Dengan spontan dan tanpa pikir panjang, saya berseru, "Kaki saya malu, Pak!"
Seketika itu juga, tawa pecah dari rekan-rekan di sekeliling kolam. Jawaban asal bunyi berhasil mencairkan suasana yang semula agak tegang. Gelak tawa berderai memantul di antara dinding-dinding area kolam renang. Belum selesai rasa geli dari percakapan saya, perhatian Pak Gun berpindah ke peserta berikutnya yang sedang berjuang di dalam air.
"Lha, Bu Yeni kakinya belum kelihatan juga!" komentar Pak Gun sambil tertawa kecil mengamati perjuangan Bu Yeni yang mencoba menegakkan kakinya ke atas. Bu Yeni yang baru saja muncul ke udara tidak mau kalah santai. Dengan wajah tanpa dosa dan napas yang agak terengah, beliau menjawab spontan, "Telapak kaki saya pecah-pecah, Pak!"
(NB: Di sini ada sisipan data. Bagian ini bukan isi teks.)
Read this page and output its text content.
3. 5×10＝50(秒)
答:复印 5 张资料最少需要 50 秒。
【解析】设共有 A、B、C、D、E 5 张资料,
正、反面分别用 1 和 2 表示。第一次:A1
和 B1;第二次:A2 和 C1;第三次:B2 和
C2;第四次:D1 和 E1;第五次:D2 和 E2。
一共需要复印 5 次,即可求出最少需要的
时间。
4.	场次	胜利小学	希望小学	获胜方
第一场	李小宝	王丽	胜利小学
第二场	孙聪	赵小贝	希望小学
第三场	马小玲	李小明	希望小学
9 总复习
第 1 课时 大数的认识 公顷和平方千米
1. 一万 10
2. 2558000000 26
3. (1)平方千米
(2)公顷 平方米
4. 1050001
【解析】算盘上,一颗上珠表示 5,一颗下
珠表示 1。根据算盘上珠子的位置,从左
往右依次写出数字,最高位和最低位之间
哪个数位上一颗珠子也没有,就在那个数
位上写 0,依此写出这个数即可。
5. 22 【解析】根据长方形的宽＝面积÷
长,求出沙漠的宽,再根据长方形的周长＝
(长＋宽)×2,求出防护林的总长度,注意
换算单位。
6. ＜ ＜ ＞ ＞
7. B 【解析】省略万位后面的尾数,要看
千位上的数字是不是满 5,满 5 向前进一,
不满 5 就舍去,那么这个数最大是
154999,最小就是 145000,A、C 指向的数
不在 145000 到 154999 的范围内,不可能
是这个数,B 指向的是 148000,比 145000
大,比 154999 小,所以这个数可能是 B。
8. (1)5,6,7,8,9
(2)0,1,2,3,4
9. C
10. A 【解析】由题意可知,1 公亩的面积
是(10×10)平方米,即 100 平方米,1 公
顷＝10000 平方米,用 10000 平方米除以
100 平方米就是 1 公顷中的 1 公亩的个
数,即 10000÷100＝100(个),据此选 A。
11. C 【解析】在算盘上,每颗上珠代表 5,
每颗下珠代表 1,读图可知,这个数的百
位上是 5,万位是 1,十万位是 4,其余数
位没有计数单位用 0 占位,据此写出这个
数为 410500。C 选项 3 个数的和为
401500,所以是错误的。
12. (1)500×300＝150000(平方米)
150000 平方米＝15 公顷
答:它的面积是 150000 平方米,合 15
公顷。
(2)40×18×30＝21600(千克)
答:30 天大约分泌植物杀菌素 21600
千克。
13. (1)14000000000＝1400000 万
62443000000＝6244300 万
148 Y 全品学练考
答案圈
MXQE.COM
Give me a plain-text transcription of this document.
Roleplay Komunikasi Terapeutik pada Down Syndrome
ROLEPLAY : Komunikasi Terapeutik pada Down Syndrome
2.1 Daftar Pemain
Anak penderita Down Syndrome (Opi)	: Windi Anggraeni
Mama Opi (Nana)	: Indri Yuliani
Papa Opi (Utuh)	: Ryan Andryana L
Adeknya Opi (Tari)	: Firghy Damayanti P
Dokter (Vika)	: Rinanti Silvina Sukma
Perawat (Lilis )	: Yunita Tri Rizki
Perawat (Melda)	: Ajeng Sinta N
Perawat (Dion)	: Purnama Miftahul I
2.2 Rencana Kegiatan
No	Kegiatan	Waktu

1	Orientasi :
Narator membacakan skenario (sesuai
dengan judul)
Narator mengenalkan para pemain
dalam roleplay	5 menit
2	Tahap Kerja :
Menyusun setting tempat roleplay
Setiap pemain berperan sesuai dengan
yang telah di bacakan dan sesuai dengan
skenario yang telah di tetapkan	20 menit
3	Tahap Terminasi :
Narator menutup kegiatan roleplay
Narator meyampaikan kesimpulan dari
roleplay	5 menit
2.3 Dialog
Sontak, lelucon Bu Yeni makin menambah riuh suasana. Suara tawa ibu-ibu kembali membahana. Kolam renang sore itu benar-benar berubah menjadi panggung komedi spontan yang penuh kehangatan.
"Ayo, sekarang giliran Bu Pur!" perintah Pak Gun mengalihkan fokus ke barisan selanjutnya. Beliau kemudian menunjuk anggota berikutnya dengan penuh semangat, "Ayo, selanjutnya!"
Tiba giliran Bu Ima. Saking semangatnya ingin menuntaskan tantangan dan menyempurnakan gerakan, Bu Ima meluncur dengan dorongan yang terlalu kuat. Bukannya membentuk posisi lurus ke atas, tubuh Bu Ima malah berputar tak terkendali di dalam air hingga gerakannya persis seperti orang sedang koprol atau berguling di udara. Begitu kepalanya muncul kembali ke permukaan dengan ekspresi bingung, gelak tawa kembali meledak tanpa bisa ditahan!
Dasar ibu-ibu, mau gerakannya benar atau salah, semuanya disambut dengan tawa riang. Ketika gagal melakukan gerakan dengan benar pun, kami tetap tertawa lepas tanpa rasa malu atau berkecil hati. Melihat keriuhan dan semangat murid-muridnya, Pak Gun tidak marah sedikit pun. Beliau justru tersenyum lebar dan memberikan apresiasi yang sangat hangat kepada kami semua.
"Bila salah lalu ibu-ibu tertawa, itu bagus!" tegas Pak Gun dengan nada suportif.
Saya yang penasaran langsung menyela, "Lhoo, kok begitu, Pak?"
Pak Gun lalu menjelaskan, "Itu tandanya ibu-ibu mau mencoba dan mencoba, mengulang dan mengulang. Tidak takut salah, tidak takut gagal. Itu kunci utama dalam belajar."
Di tengah-tengah penjelasan Pak Gun yang inspiratif itu, tiba-tiba Bu Ratih melempar celetukan dari sudut kolam dengan raut wajah polos, "Kaki saya kok mengambang terus ya, Pak?"
Pak Gun menatap Bu Ratih lalu menjawab dengan seloroh khasnya yang penuh optimisme, "Lhaaa... itu artinya kita tidak akan pernah tenggelam!"
Jawaban Pak Gun yang menggelitik itu menutup sesi latihan sore dengan gelak tawa yang kembali membahana. Jum'at sore sinar matahari yang mulai meredup, kami belajar tentang arti keberanian untuk mencoba hal baru, indahnya kebersamaan. Semoga besok bisa dipertemukan kembali dan tertawa bersama. Aamiin.